FedEx accused of trafficking illegal prescription drugs

US shipping giant conspired with internet pharmacies to ship illegal sedatives and painkillers, allege prosecutors

A trial began on Monday 13 June over drug trafficking charges against FedEx, according to US-based ABC News and Associated Press.

FedEx knew that drugs in millions of packages it delivered over a decade were illegally prescribed, but shipped them anyway because it did not want to lose millions of dollars in revenue to rival United Parcel Service (UPS), Assistant US Attorney John Hemann said during his opening statement.

“They faced a choice, and the choice is to stop or go, and time and time again, they went,” Hemann said at the trial in San Francisco.

The government plans to rely on FedEx’s emails to make its case.

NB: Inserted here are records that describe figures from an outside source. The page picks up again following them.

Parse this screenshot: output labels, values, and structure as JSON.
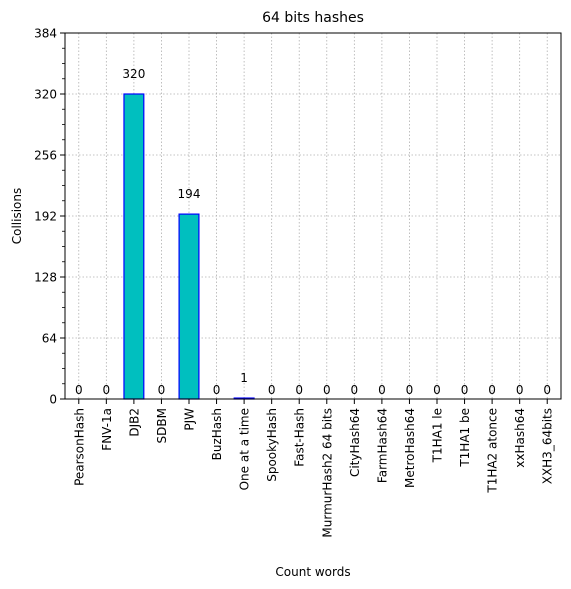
{
  "chart_data": {
    "type": "bar",
    "title": "64 bits hashes",
    "xlabel": "Count words",
    "ylabel": "Collisions",
    "ylim": [
      0,
      384
    ],
    "yticks": [
      0,
      64,
      128,
      192,
      256,
      320,
      384
    ],
    "categories": [
      "PearsonHash",
      "FNV-1a",
      "DJB2",
      "SDBM",
      "PJW",
      "BuzHash",
      "One at a time",
      "SpookyHash",
      "Fast-Hash",
      "MurmurHash2 64 bits",
      "CityHash64",
      "FarmHash64",
      "MetroHash64",
      "T1HA1 le",
      "T1HA1 be",
      "T1HA2 atonce",
      "xxHash64",
      "XXH3_64bits"
    ],
    "values": [
      0,
      0,
      320,
      0,
      194,
      0,
      1,
      0,
      0,
      0,
      0,
      0,
      0,
      0,
      0,
      0,
      0,
      0
    ],
    "grid": true,
    "bar_color": "#00bfbf",
    "bar_edge_color": "#0000ff",
    "grid_color": "#b0b0b0"
  }
}
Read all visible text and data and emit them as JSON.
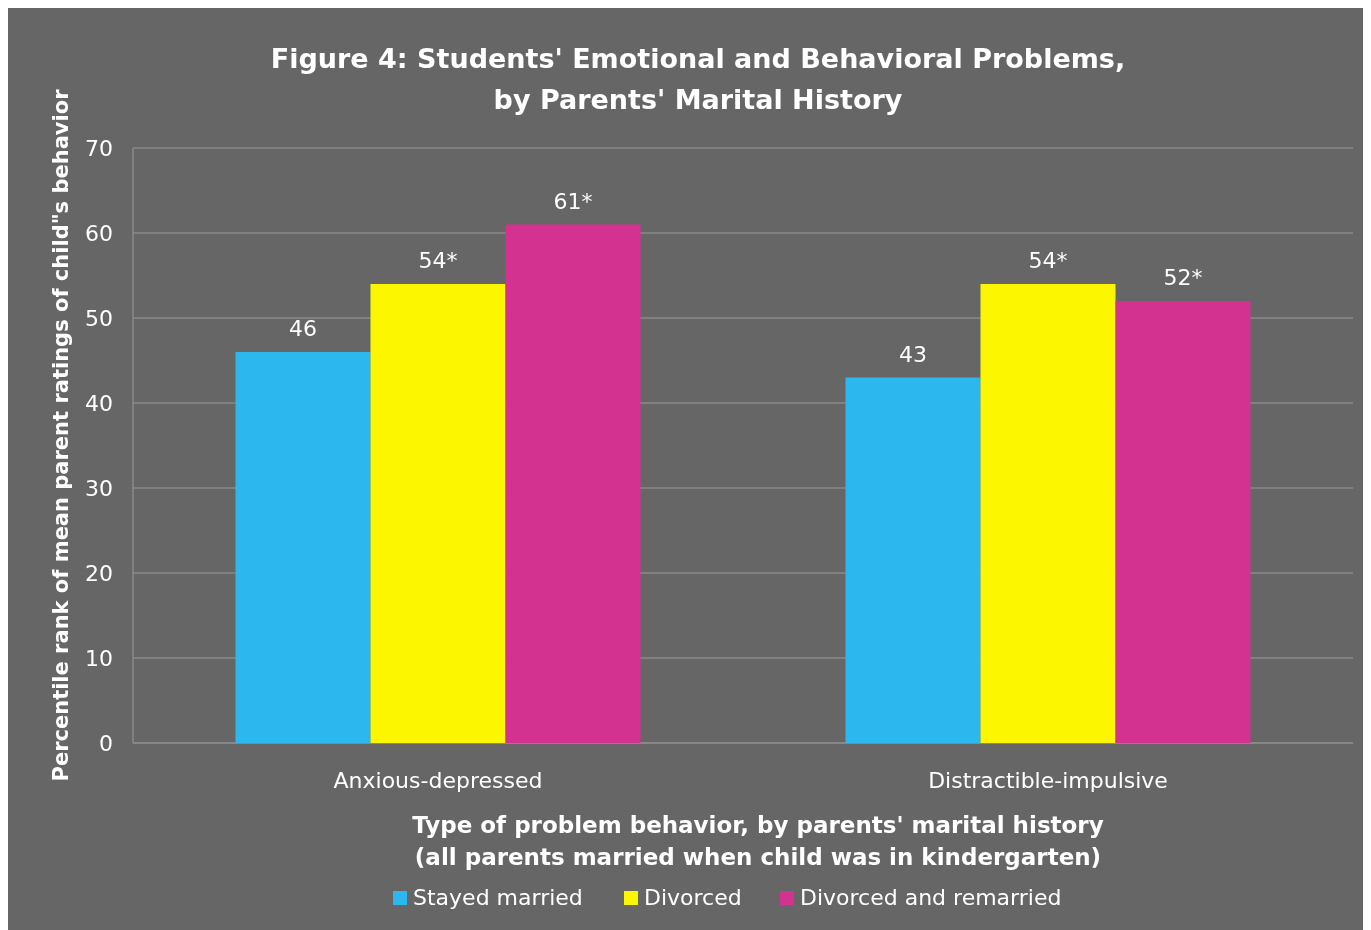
{
  "chart_data": {
    "type": "bar",
    "title": "Figure 4: Students' Emotional and Behavioral Problems,\nby Parents' Marital History",
    "xlabel": "Type of problem behavior, by parents' marital history\n(all parents married when child was in kindergarten)",
    "ylabel": "Percentile rank of mean parent ratings of child\"s behavior",
    "categories": [
      "Anxious-depressed",
      "Distractible-impulsive"
    ],
    "series": [
      {
        "name": "Stayed married",
        "color": "#2cb7ef",
        "values": [
          46,
          43
        ],
        "value_labels": [
          "46",
          "43"
        ]
      },
      {
        "name": "Divorced",
        "color": "#fcf700",
        "values": [
          54,
          54
        ],
        "value_labels": [
          "54*",
          "54*"
        ]
      },
      {
        "name": "Divorced and remarried",
        "color": "#d43291",
        "values": [
          61,
          52
        ],
        "value_labels": [
          "61*",
          "52*"
        ]
      }
    ],
    "ylim": [
      0,
      70
    ],
    "yticks": [
      0,
      10,
      20,
      30,
      40,
      50,
      60,
      70
    ],
    "grid": "y",
    "legend": "bottom"
  }
}
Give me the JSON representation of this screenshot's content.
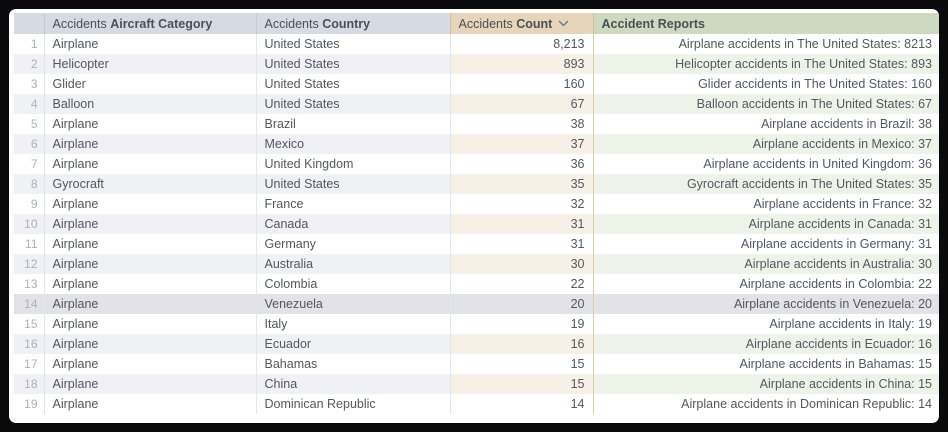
{
  "table": {
    "headers": {
      "row_number": "",
      "category": {
        "prefix": "Accidents",
        "bold": "Aircraft Category"
      },
      "country": {
        "prefix": "Accidents",
        "bold": "Country"
      },
      "count": {
        "prefix": "Accidents",
        "bold": "Count",
        "sort_direction": "descending"
      },
      "reports": {
        "bold": "Accident Reports"
      }
    },
    "rows": [
      {
        "num": "1",
        "category": "Airplane",
        "country": "United States",
        "count": "8,213",
        "report": "Airplane accidents in The United States: 8213",
        "highlighted": false
      },
      {
        "num": "2",
        "category": "Helicopter",
        "country": "United States",
        "count": "893",
        "report": "Helicopter accidents in The United States: 893",
        "highlighted": false
      },
      {
        "num": "3",
        "category": "Glider",
        "country": "United States",
        "count": "160",
        "report": "Glider accidents in The United States: 160",
        "highlighted": false
      },
      {
        "num": "4",
        "category": "Balloon",
        "country": "United States",
        "count": "67",
        "report": "Balloon accidents in The United States: 67",
        "highlighted": false
      },
      {
        "num": "5",
        "category": "Airplane",
        "country": "Brazil",
        "count": "38",
        "report": "Airplane accidents in Brazil: 38",
        "highlighted": false
      },
      {
        "num": "6",
        "category": "Airplane",
        "country": "Mexico",
        "count": "37",
        "report": "Airplane accidents in Mexico: 37",
        "highlighted": false
      },
      {
        "num": "7",
        "category": "Airplane",
        "country": "United Kingdom",
        "count": "36",
        "report": "Airplane accidents in United Kingdom: 36",
        "highlighted": false
      },
      {
        "num": "8",
        "category": "Gyrocraft",
        "country": "United States",
        "count": "35",
        "report": "Gyrocraft accidents in The United States: 35",
        "highlighted": false
      },
      {
        "num": "9",
        "category": "Airplane",
        "country": "France",
        "count": "32",
        "report": "Airplane accidents in France: 32",
        "highlighted": false
      },
      {
        "num": "10",
        "category": "Airplane",
        "country": "Canada",
        "count": "31",
        "report": "Airplane accidents in Canada: 31",
        "highlighted": false
      },
      {
        "num": "11",
        "category": "Airplane",
        "country": "Germany",
        "count": "31",
        "report": "Airplane accidents in Germany: 31",
        "highlighted": false
      },
      {
        "num": "12",
        "category": "Airplane",
        "country": "Australia",
        "count": "30",
        "report": "Airplane accidents in Australia: 30",
        "highlighted": false
      },
      {
        "num": "13",
        "category": "Airplane",
        "country": "Colombia",
        "count": "22",
        "report": "Airplane accidents in Colombia: 22",
        "highlighted": false
      },
      {
        "num": "14",
        "category": "Airplane",
        "country": "Venezuela",
        "count": "20",
        "report": "Airplane accidents in Venezuela: 20",
        "highlighted": true
      },
      {
        "num": "15",
        "category": "Airplane",
        "country": "Italy",
        "count": "19",
        "report": "Airplane accidents in Italy: 19",
        "highlighted": false
      },
      {
        "num": "16",
        "category": "Airplane",
        "country": "Ecuador",
        "count": "16",
        "report": "Airplane accidents in Ecuador: 16",
        "highlighted": false
      },
      {
        "num": "17",
        "category": "Airplane",
        "country": "Bahamas",
        "count": "15",
        "report": "Airplane accidents in Bahamas: 15",
        "highlighted": false
      },
      {
        "num": "18",
        "category": "Airplane",
        "country": "China",
        "count": "15",
        "report": "Airplane accidents in China: 15",
        "highlighted": false
      },
      {
        "num": "19",
        "category": "Airplane",
        "country": "Dominican Republic",
        "count": "14",
        "report": "Airplane accidents in Dominican Republic: 14",
        "highlighted": false
      }
    ]
  },
  "colors": {
    "frame_background": "#0a0a0d",
    "panel_background": "#ffffff",
    "header_blue": "#d4dbe3",
    "header_tan": "#e6d4bb",
    "header_green": "#cdd9c0",
    "stripe_blue": "#eff1f4",
    "stripe_tan": "#f6f0e6",
    "stripe_green": "#eef3e9",
    "highlight_gray": "#e2e3e6",
    "body_text": "#53585d",
    "row_number_text": "#a9b3bd"
  }
}
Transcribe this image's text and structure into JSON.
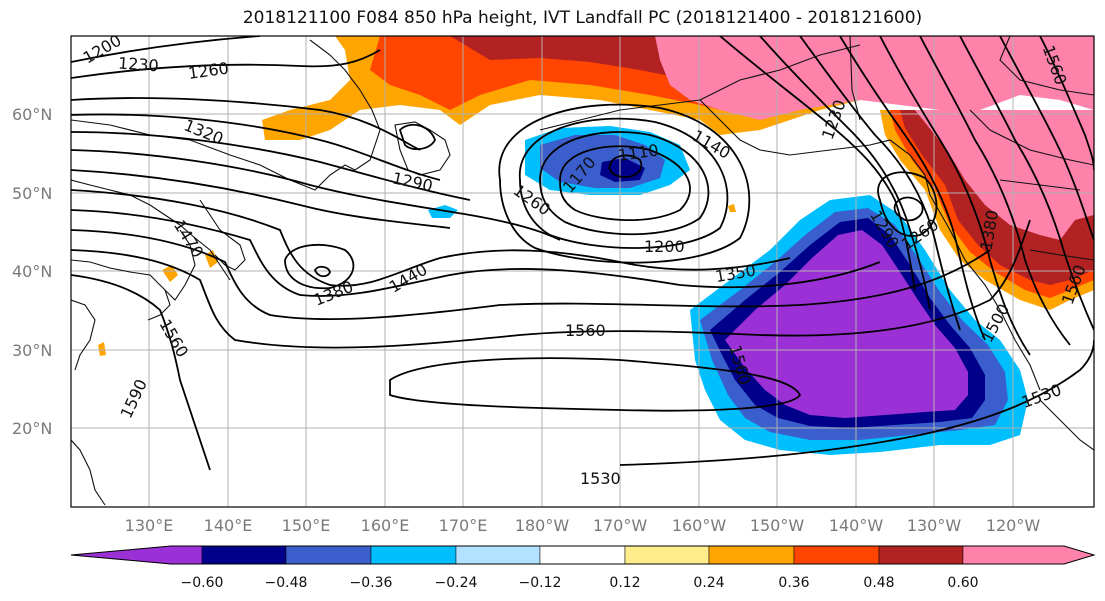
{
  "title": "2018121100 F084 850 hPa height, IVT Landfall PC (2018121400 - 2018121600)",
  "map": {
    "lat_labels": [
      "60°N",
      "50°N",
      "40°N",
      "30°N",
      "20°N"
    ],
    "lon_labels": [
      "130°E",
      "140°E",
      "150°E",
      "160°E",
      "170°E",
      "180°W",
      "170°W",
      "160°W",
      "150°W",
      "140°W",
      "130°W",
      "120°W"
    ],
    "contour_labels": [
      "1200",
      "1230",
      "1260",
      "1320",
      "1290",
      "1110",
      "1170",
      "1140",
      "1260",
      "1200",
      "1230",
      "1290",
      "1350",
      "1380",
      "1440",
      "1470",
      "1380",
      "1560",
      "1590",
      "1560",
      "1530",
      "1530",
      "1500",
      "1560",
      "1260",
      "1560",
      "1560"
    ]
  },
  "colorbar": {
    "tick_labels": [
      "−0.60",
      "−0.48",
      "−0.36",
      "−0.24",
      "−0.12",
      "0.12",
      "0.24",
      "0.36",
      "0.48",
      "0.60"
    ],
    "colors": [
      "#9b30d6",
      "#00008b",
      "#3a5fcd",
      "#00bfff",
      "#b2e2ff",
      "#ffffff",
      "#ffec8b",
      "#ffa500",
      "#ff4500",
      "#b22222",
      "#ff82ab"
    ]
  }
}
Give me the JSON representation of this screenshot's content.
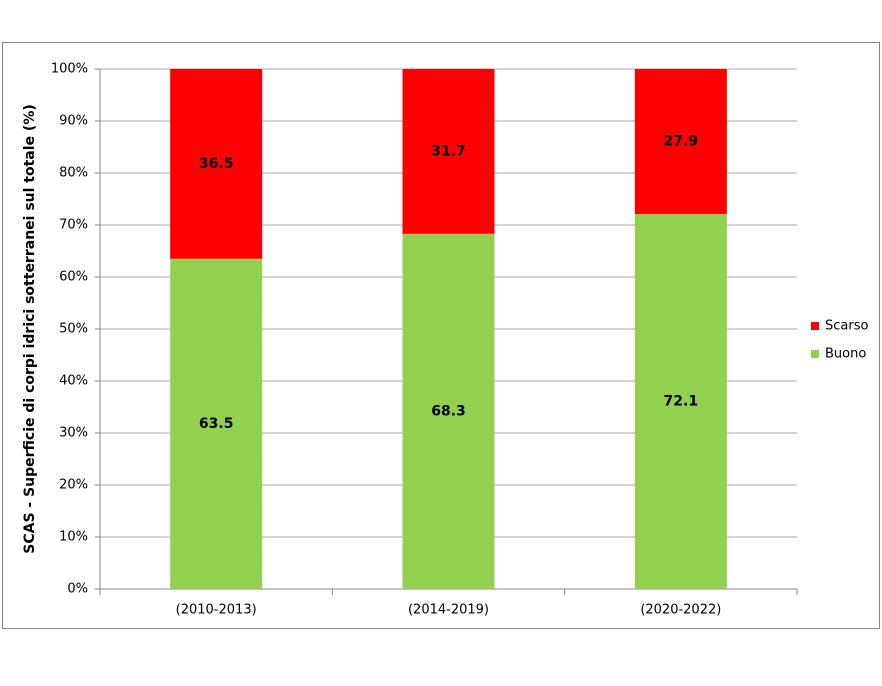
{
  "chart_data": {
    "type": "stacked-bar",
    "y_label": "SCAS - Superficie di corpi idrici sotterranei sul totale (%)",
    "categories": [
      "(2010-2013)",
      "(2014-2019)",
      "(2020-2022)"
    ],
    "series": [
      {
        "name": "Buono",
        "color": "#92d050",
        "values": [
          63.5,
          68.3,
          72.1
        ]
      },
      {
        "name": "Scarso",
        "color": "#ff0000",
        "values": [
          36.5,
          31.7,
          27.9
        ]
      }
    ],
    "ylim": [
      0,
      100
    ],
    "yticks": [
      {
        "value": 0,
        "label": "0%"
      },
      {
        "value": 10,
        "label": "10%"
      },
      {
        "value": 20,
        "label": "20%"
      },
      {
        "value": 30,
        "label": "30%"
      },
      {
        "value": 40,
        "label": "40%"
      },
      {
        "value": 50,
        "label": "50%"
      },
      {
        "value": 60,
        "label": "60%"
      },
      {
        "value": 70,
        "label": "70%"
      },
      {
        "value": 80,
        "label": "80%"
      },
      {
        "value": 90,
        "label": "90%"
      },
      {
        "value": 100,
        "label": "100%"
      }
    ],
    "grid": true,
    "legend": "right"
  }
}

FedEx has denied the charges and says it only shipped what it believed were legal drugs from pharmacies licensed by states and registered with the US Drug Enforcement Administration (DEA).

In her opening statement, FedEx attorney Cristina Arguedas said the company helped investigators crack down on the two pharmacies that prosecutors say were involved in the scheme and that it was never told by the DEA not to ship for a customer.

However, FedEx at one point had been told by the DEA that one of the pharmacies had shipped drugs to a woman who committed suicide.

Arguedas argued that a DEA agent who emailed FedEx in 2006 about the suicide did not want the company to do anything, citing an ongoing investigation of the business.

UPS paid $40 million in 2013 to resolve similar allegations that arose from a long-term government crackdown on internet pharmacies that ship drugs to customers without valid prescriptions.

Prosecutors will argue that in the early 2000s, FedEx began conspiring with two internet pharmacy organisations to ship powerful sleep aids, sedatives, painkillers and other drugs to customers who had not been physically examined by a doctor.

The crux of the government’s case is that FedEx knew the drugs were illegal and headed for dealers and addicts but delivered them anyway.

Company drivers expressed safety concerns that FedEx trucks were being stopped on the road by online pharmacy customers demanding packages of pills, according to the US attorney’s office.

No FedEx officials are facing prison time, but the charges carry a potential fine of $1.6 billion.

The international shipping company reported revenue of US$47.5 billion in 2015.

FedEx is charged with conspiracy to distribute controlled substances, conspiracy to launder money and other counts.

The trial could last into August before a ruling by Senior US District Court Judge Charles Breyer, who will decide the case.